In de volgende sectie vindt u een overzicht van de verschillende ExpressRoute-circuitstatussen voor het ExpressRoute-partnerconnectiviteitsmodel. Elk ExpressRoute-partnercircuit heeft twee statussen:

  • ServiceProviderProvisioningState vertegenwoordigt de status aan de zijde van de connectiviteitsprovider. Het kan NotProvisioned, Provisioning of Provisioned zijn. Het ExpressRoute-circuit moet de status Ingericht hebben om peering te configureren. Deze status heeft alleen betrekking op ExpressRoute-partnercircuits en wordt niet weergegeven in de eigenschappen van een ExpressRoute Direct-circuit.

  • De status vertegenwoordigt de inrichtingsstatus van Microsoft. Deze eigenschap is ingesteld op Ingeschakeld wanneer u een ExpressRoute-circuit maakt

Mogelijke statussen van een ExpressRoute-circuit

In deze sectie vindt u een overzicht van de mogelijke statussen van een ExpressRoute-circuit dat is gemaakt onder het ExpressRoute-partnerconnectiviteitsmodel.

Tijdens het maken

Het ExpressRoute-circuit rapporteert de volgende statussen bij het maken van resources.

ServiceProviderProvisioningState : NotProvisioned
Status                           : Enabled

Wanneer de connectiviteitsprovider bezig is met het inrichten van het circuit

Het ExpressRoute-circuit rapporteert de volgende statussen terwijl de connectiviteitsprovider werkt om het circuit in te richten.

ServiceProviderProvisioningState : Provisioning
Status                           : Enabled

Wanneer de connectiviteitsprovider het inrichtingsproces heeft voltooid

Het ExpressRoute-circuit rapporteert de volgende statussen zodra de connectiviteitsprovider het circuit heeft ingericht.

ServiceProviderProvisioningState : Provisioned
Status                           : Enabled

Wanneer de connectiviteitsprovider de inrichting van het circuit ongedaan maakt

Als het ExpressRoute-circuit ongedaan moet worden gemaakt, meldt het circuit de volgende statussen zodra de serviceprovider het inrichtingsproces heeft voltooid.

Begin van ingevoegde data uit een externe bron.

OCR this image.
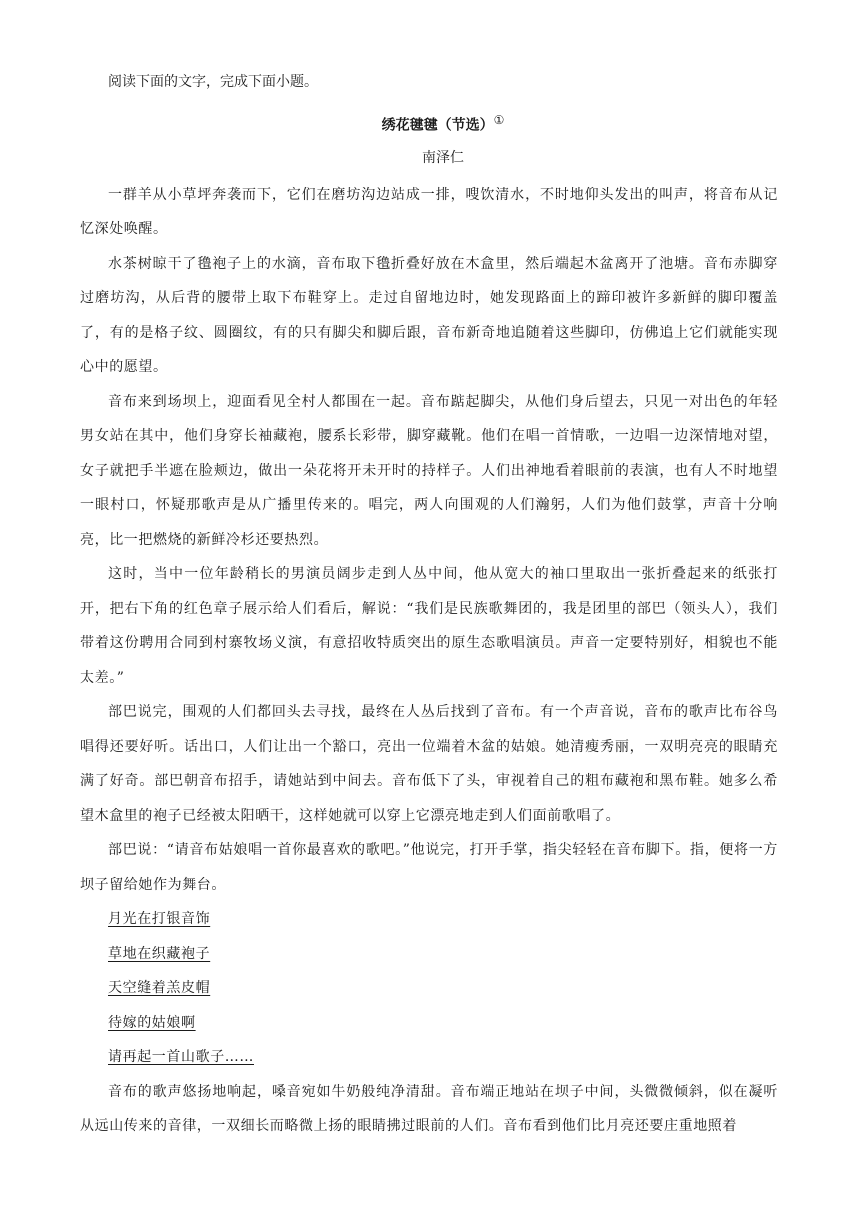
阅读下面的文字，完成下面小题。
绣花毽毽（节选）①
南泽仁

一群羊从小草坪奔袭而下，它们在磨坊沟边站成一排，嗖饮清水，不时地仰头发出的叫声，将音布从记忆深处唤醒。

水茶树晾干了氇袍子上的水滴，音布取下氇折叠好放在木盒里，然后端起木盆离开了池塘。音布赤脚穿过磨坊沟，从后背的腰带上取下布鞋穿上。走过自留地边时，她发现路面上的蹄印被许多新鲜的脚印覆盖了，有的是格子纹、圆圈纹，有的只有脚尖和脚后跟，音布新奇地追随着这些脚印，仿佛追上它们就能实现心中的愿望。

音布来到场坝上，迎面看见全村人都围在一起。音布踮起脚尖，从他们身后望去，只见一对出色的年轻男女站在其中，他们身穿长袖藏袍，腰系长彩带，脚穿藏靴。他们在唱一首情歌，一边唱一边深情地对望，女子就把手半遮在脸颊边，做出一朵花将开未开时的持样子。人们出神地看着眼前的表演，也有人不时地望一眼村口，怀疑那歌声是从广播里传来的。唱完，两人向围观的人们瀚躬，人们为他们鼓掌，声音十分响亮，比一把燃烧的新鲜冷杉还要热烈。

这时，当中一位年龄稍长的男演员阔步走到人丛中间，他从宽大的袖口里取出一张折叠起来的纸张打开，把右下角的红色章子展示给人们看后，解说：“我们是民族歌舞团的，我是团里的部巴（领头人），我们带着这份聘用合同到村寨牧场义演，有意招收特质突出的原生态歌唱演员。声音一定要特别好，相貌也不能太差。”

部巴说完，围观的人们都回头去寻找，最终在人丛后找到了音布。有一个声音说，音布的歌声比布谷鸟唱得还要好听。话出口，人们让出一个豁口，亮出一位端着木盆的姑娘。她清瘦秀丽，一双明亮亮的眼睛充满了好奇。部巴朝音布招手，请她站到中间去。音布低下了头，审视着自己的粗布藏袍和黑布鞋。她多么希望木盒里的袍子已经被太阳晒干，这样她就可以穿上它漂亮地走到人们面前歌唱了。

部巴说：“请音布姑娘唱一首你最喜欢的歌吧。”他说完，打开手掌，指尖轻轻在音布脚下。指，便将一方坝子留给她作为舞台。

月光在打银音饰

草地在织藏袍子

天空缝着羔皮帽

待嫁的姑娘啊

请再起一首山歌子……

音布的歌声悠扬地响起，嗓音宛如牛奶般纯净清甜。音布端正地站在坝子中间，头微微倾斜，似在凝听从远山传来的音律，一双细长而略微上扬的眼睛拂过眼前的人们。音布看到他们比月亮还要庄重地照着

ServiceProviderProvisioningState : NotProvisioned
Status                           : Enabled

U kunt ervoor kiezen deze indien nodig opnieuw in te schakelen of PowerShell-cmdlets uit te voeren om het circuit te verwijderen.

Belangrijk

Een circuit kan niet worden verwijderd wanneer de ServiceProviderProvisioningState wordt ingericht of ingericht. De connectiviteitsprovider moet de inrichting van het circuit ongedaan maken voordat het kan worden verwijderd. Microsoft blijft het circuit factureren totdat de ExpressRoute-circuitresource wordt verwijderd in Azure.

Configuratiestatus van routeringssessie

De BGP-inrichtingsstatus rapporteert als de BGP-sessie is ingeschakeld op Microsoft Edge. De status moet zijn ingeschakeld voor het gebruik van privé- of Microsoft-peering.

Het is belangrijk om de BGP-sessiestatus te controleren, met name voor Microsoft-peering. Naast de BGP-inrichtingsstatus is er een andere status met de naam geadverteerd openbare voorvoegsels. De status van de geadverteerde openbare voorvoegsels moet de geconfigureerde status hebben, zowel voor de BGP-sessie als voor uw routering om end-to-end te werken.

Als de geadverteerd openbare voorvoegselstatus is ingesteld op een vereiste validatiestatus, wordt de BGP-sessie niet ingeschakeld, omdat de geadverteerd voorvoegsels niet overeenkomen met het AS-nummer in een van de routeringsregisters.

Belangrijk

Als de status van de geadverteerde openbare voorvoegsels handmatig is, moet u een ondersteuningsticket openen met Microsoft-ondersteuning en bewijs leveren dat u eigenaar bent van de IP-adressen die samen met het bijbehorende autonome systeemnummer worden aangekondigd.